On the revenue side, occupancy improved and pricing was stable. We increased sequential quarter average occupancy by 40 basis points for the consolidated portfolio. Our retirement center segment, which represents 30% of our consolidated units, increased sequential average occupancy by 50 basis points to 88.9%, its highest occupancy since the first quarter of 2008. That was also the highest average rate for that period.

With over 75% of the retirement center units being independent living, we are seeing the beginnings of a rebound in independent living occupancy, which is the result of the continued upgrading of this product line and the increased supporting services in our independent living product.

Our assisted living segment hit 88.7% occupancy, its high for the year. And the CCRCs occupancy remained leveled in spite of a skilled nursing census that decreased slightly in line with reduced hospital discharges.

The fourth quarter was also good for the number of independent living entry fee sales. We closed on 85 sales this quarter versus 73 in the fourth quarter of 2010, producing over $13 million of gross entrance fee proceeds. We did have an abnormal spike in refunds with a higher than normal proportion of high refund contracts terminating, but still produced over $9 million of net entry fee cash flow.
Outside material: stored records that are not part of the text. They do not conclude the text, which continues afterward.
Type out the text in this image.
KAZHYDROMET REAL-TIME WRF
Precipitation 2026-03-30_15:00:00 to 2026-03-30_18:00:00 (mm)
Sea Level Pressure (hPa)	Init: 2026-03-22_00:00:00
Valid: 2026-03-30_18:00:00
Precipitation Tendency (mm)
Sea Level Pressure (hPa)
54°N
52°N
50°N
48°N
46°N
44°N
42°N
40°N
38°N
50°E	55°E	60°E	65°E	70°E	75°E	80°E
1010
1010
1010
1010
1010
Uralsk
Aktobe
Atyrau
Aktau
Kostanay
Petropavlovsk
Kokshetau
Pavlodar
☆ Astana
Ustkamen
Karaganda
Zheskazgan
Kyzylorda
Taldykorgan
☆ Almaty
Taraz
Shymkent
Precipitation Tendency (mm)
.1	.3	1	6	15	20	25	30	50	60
Looking at pricing, one has to remove the effects of the ancillary services and Medicare skilled nursing reimbursement reductions. Without RUGS-IV impact, same community growth rate was approximately 2% for the fourth quarter, in line with the third quarter and the same level as the year ago. That same adjusted growth rate for the first and second quarters of 2011 was approximately 2.5%. While flat, as we have said before, occupancy increases will lead any significant pricing growth.

Our ancillary services expanded its footprint slightly and produced revenue growth of 7% for the fourth quarter over the fourth quarter of 2010. While volume increased, the impact of the rate cuts and procedural changes reduced margin and reduced ancillary services' operating income contribution by 5% quarter-to-quarter.
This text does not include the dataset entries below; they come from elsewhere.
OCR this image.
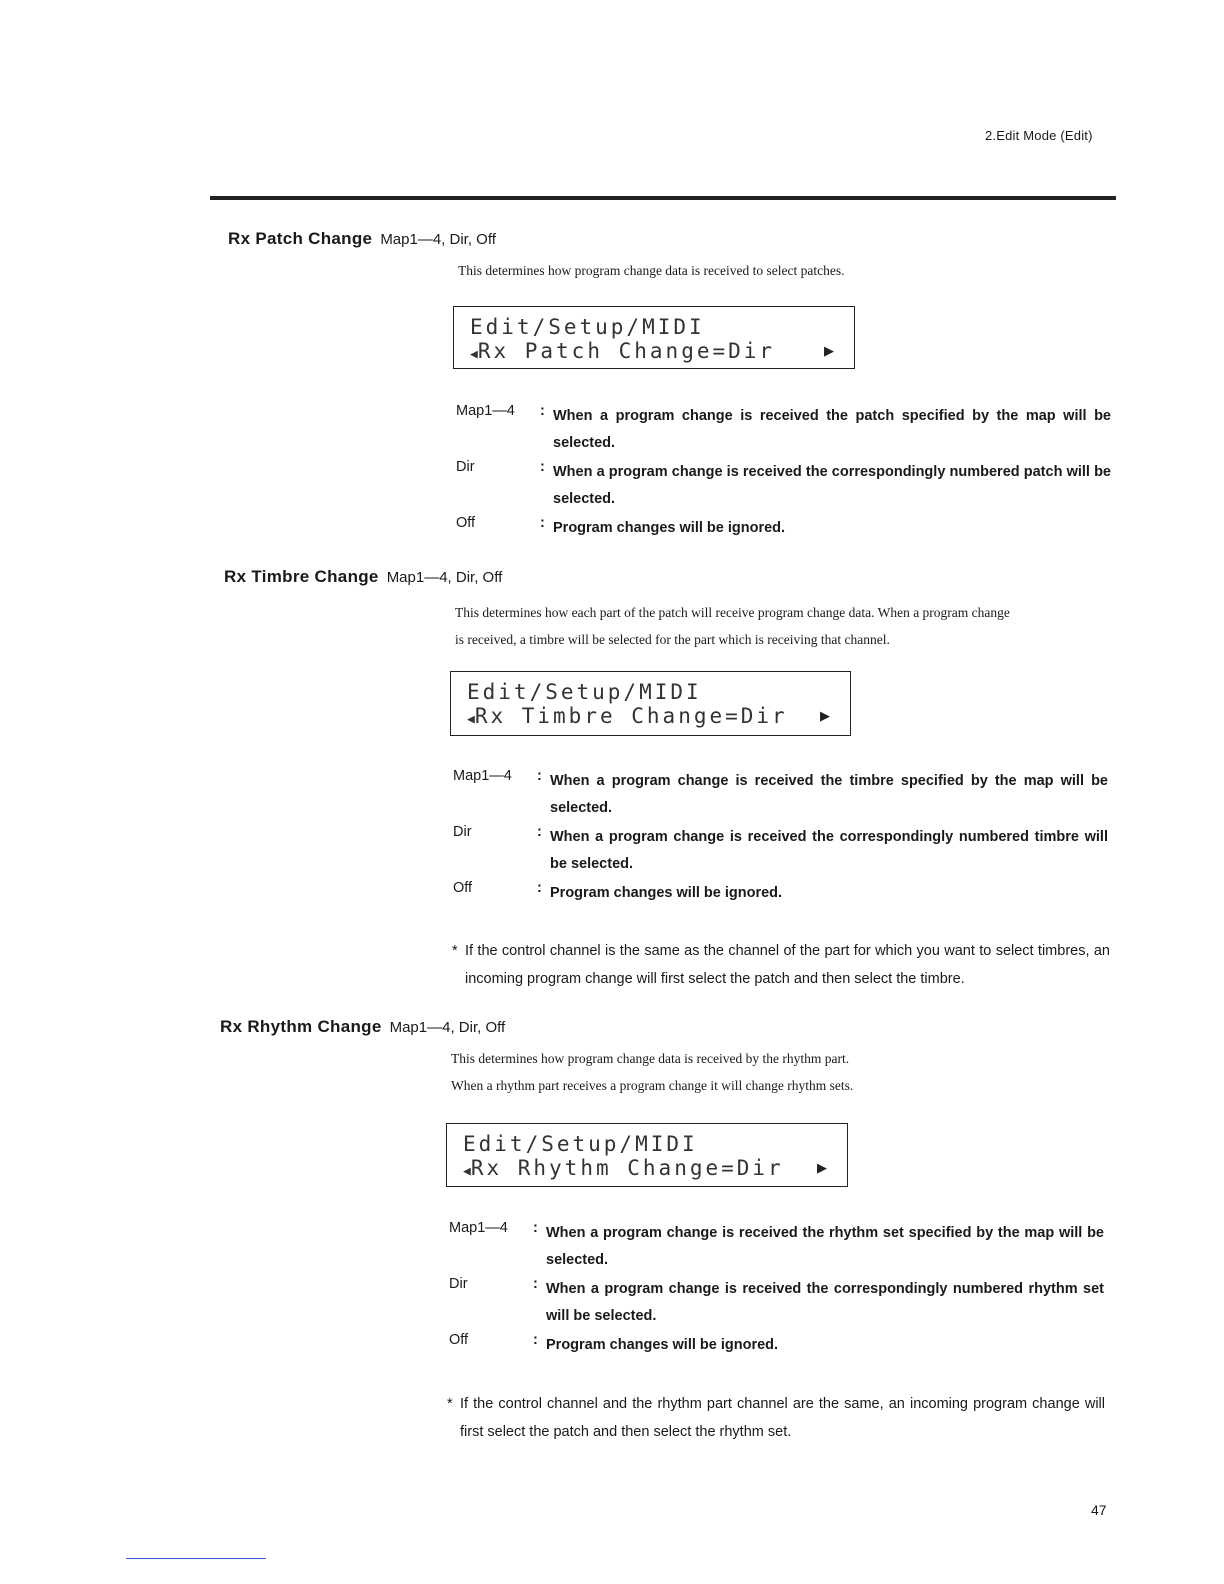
2.Edit Mode (Edit)
Rx Patch Change Map1—4, Dir, Off
This determines how program change data is received to select patches.
Edit/Setup/MIDI
◀Rx Patch Change=Dir	▶
Map1—4 : When a program change is received the patch specified by the map will be selected.
Dir	: When a program change is received the correspondingly numbered patch will be selected.
Off	: Program changes will be ignored.
Rx Timbre Change Map1—4, Dir, Off
This determines how each part of the patch will receive program change data. When a program change
is received, a timbre will be selected for the part which is receiving that channel.
Edit/Setup/MIDI
◀Rx Timbre Change=Dir ▶
Map1—4 : When a program change is received the timbre specified by the map will be selected.
Dir	: When a program change is received the correspondingly numbered timbre will be selected.
Off	: Program changes will be ignored.
* If the control channel is the same as the channel of the part for which you want to select timbres, an incoming program change will first select the patch and then select the timbre.
Rx Rhythm Change Map1—4, Dir, Off
This determines how program change data is received by the rhythm part.
When a rhythm part receives a program change it will change rhythm sets.
Edit/Setup/MIDI
◀Rx Rhythm Change=Dir	▶
Map1—4 : When a program change is received the rhythm set specified by the map will be selected.
Dir	: When a program change is received the correspondingly numbered rhythm set will be selected.
Off	: Program changes will be ignored.
* If the control channel and the rhythm part channel are the same, an incoming program change will first select the patch and then select the rhythm set.
47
Our Hospice initiative continues to make progress. We now have markets fully operational. Two more markets are bound to be surveyed and have four more markets targeted to begin application survey process this year.
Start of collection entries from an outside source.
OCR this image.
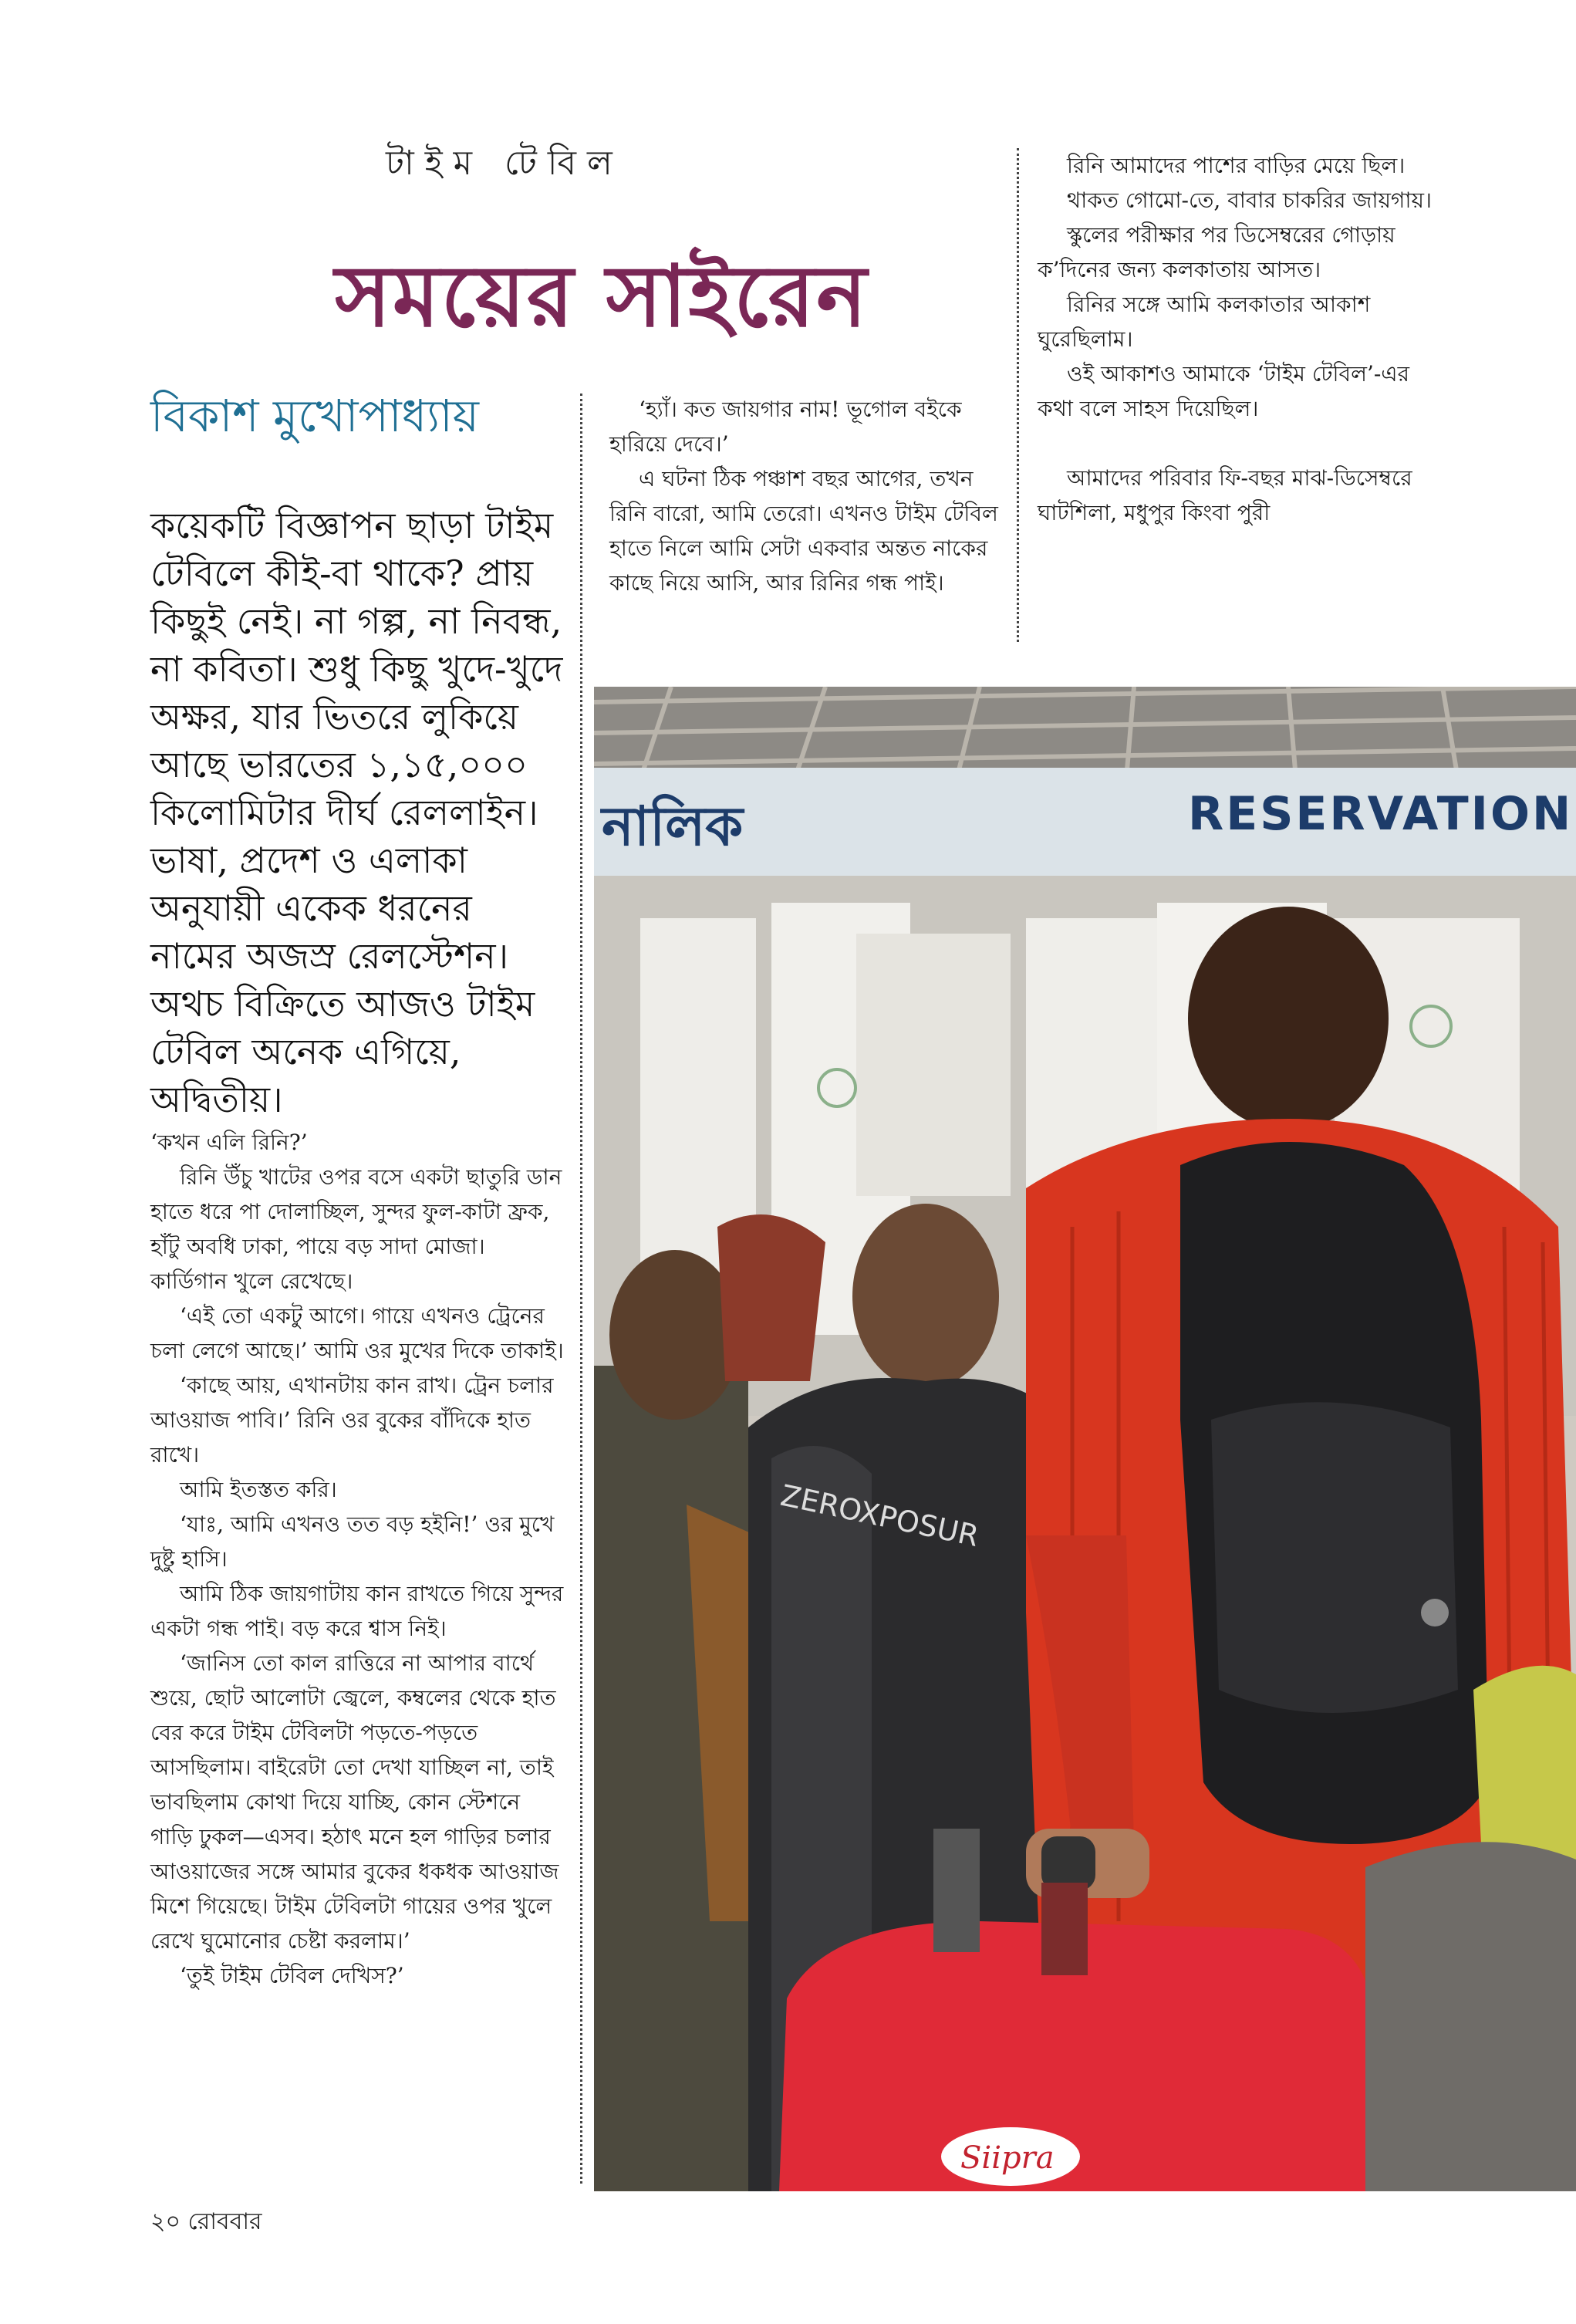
টাইম টেবিল
সময়ের সাইরেন
বিকাশ মুখোপাধ্যায়
কয়েকটি বিজ্ঞাপন ছাড়া টাইম টেবিলে কীই-বা থাকে? প্রায় কিছুই নেই। না গল্প, না নিবন্ধ, না কবিতা। শুধু কিছু খুদে-খুদে অক্ষর, যার ভিতরে লুকিয়ে আছে ভারতের ১,১৫,০০০ কিলোমিটার দীর্ঘ রেললাইন। ভাষা, প্রদেশ ও এলাকা অনুযায়ী একেক ধরনের নামের অজস্র রেলস্টেশন। অথচ বিক্রিতে আজও টাইম টেবিল অনেক এগিয়ে, অদ্বিতীয়।

‘কখন এলি রিনি?’

রিনি উঁচু খাটের ওপর বসে একটা ছাতুরি ডান হাতে ধরে পা দোলাচ্ছিল, সুন্দর ফুল-কাটা ফ্রক, হাঁটু অবধি ঢাকা, পায়ে বড় সাদা মোজা। কার্ডিগান খুলে রেখেছে।

‘এই তো একটু আগে। গায়ে এখনও ট্রেনের চলা লেগে আছে।’ আমি ওর মুখের দিকে তাকাই।

‘কাছে আয়, এখানটায় কান রাখ। ট্রেন চলার আওয়াজ পাবি।’ রিনি ওর বুকের বাঁদিকে হাত রাখে।

আমি ইতস্তত করি।

‘যাঃ, আমি এখনও তত বড় হইনি!’ ওর মুখে দুষ্টু হাসি।

আমি ঠিক জায়গাটায় কান রাখতে গিয়ে সুন্দর একটা গন্ধ পাই। বড় করে শ্বাস নিই।

‘জানিস তো কাল রাত্তিরে না আপার বার্থে শুয়ে, ছোট আলোটা জ্বেলে, কম্বলের থেকে হাত বের করে টাইম টেবিলটা পড়তে-পড়তে আসছিলাম। বাইরেটা তো দেখা যাচ্ছিল না, তাই ভাবছিলাম কোথা দিয়ে যাচ্ছি, কোন স্টেশনে গাড়ি ঢুকল—এসব। হঠাৎ মনে হল গাড়ির চলার আওয়াজের সঙ্গে আমার বুকের ধকধক আওয়াজ মিশে গিয়েছে। টাইম টেবিলটা গায়ের ওপর খুলে রেখে ঘুমোনোর চেষ্টা করলাম।’

‘তুই টাইম টেবিল দেখিস?’

‘হ্যাঁ। কত জায়গার নাম! ভূগোল বইকে হারিয়ে দেবে।’

এ ঘটনা ঠিক পঞ্চাশ বছর আগের, তখন রিনি বারো, আমি তেরো। এখনও টাইম টেবিল হাতে নিলে আমি সেটা একবার অন্তত নাকের কাছে নিয়ে আসি, আর রিনির গন্ধ পাই।

রিনি আমাদের পাশের বাড়ির মেয়ে ছিল।

থাকত গোমো-তে, বাবার চাকরির জায়গায়।

স্কুলের পরীক্ষার পর ডিসেম্বরের গোড়ায় ক’দিনের জন্য কলকাতায় আসত।

রিনির সঙ্গে আমি কলকাতার আকাশ ঘুরেছিলাম।

ওই আকাশও আমাকে ‘টাইম টেবিল’-এর কথা বলে সাহস দিয়েছিল।

আমাদের পরিবার ফি-বছর মাঝ-ডিসেম্বরে ঘাটশিলা, মধুপুর কিংবা পুরী

নালিক	RESERVATION
ZEROXPOSUR
Siipra
২০ রোববার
All in all, we produced over $104 million of EBITDA, a $64.8 million of CFFO in the quarter, excluding the integration and transaction-related costs largely related to Horizon Bay.

Now taking a moment to reflect back on the full year, our organization has performed well. We purchased and successfully integrated the ninth largest operator, adding 30% to our portfolio. As a part of the transaction, we created our first RIDEA joint venture, thus creating an alternative financing model for future growth.

The Horizon Bay acquisition was far more strategic than the numbers will ever suggest. While the fit with our portfolio and our targeted markets was great, it was also a huge test of our platform's capabilities. In a short period of time, we were able to hold the communities into our operations and integrate them into our systems. The key to the rapid integration was how we successfully merged together the cultures of the two organizations.

Additionally, during the year, we adjusted to what appeared to be a very different economic scenario than we had expected going into the year. The marketplace became more challenged, and in the second quarter, we had a declining market. We became more competitive and overcame the second quarter's occupancy test to actually finish the year with full year average occupancy 20 basis points ahead of prior year.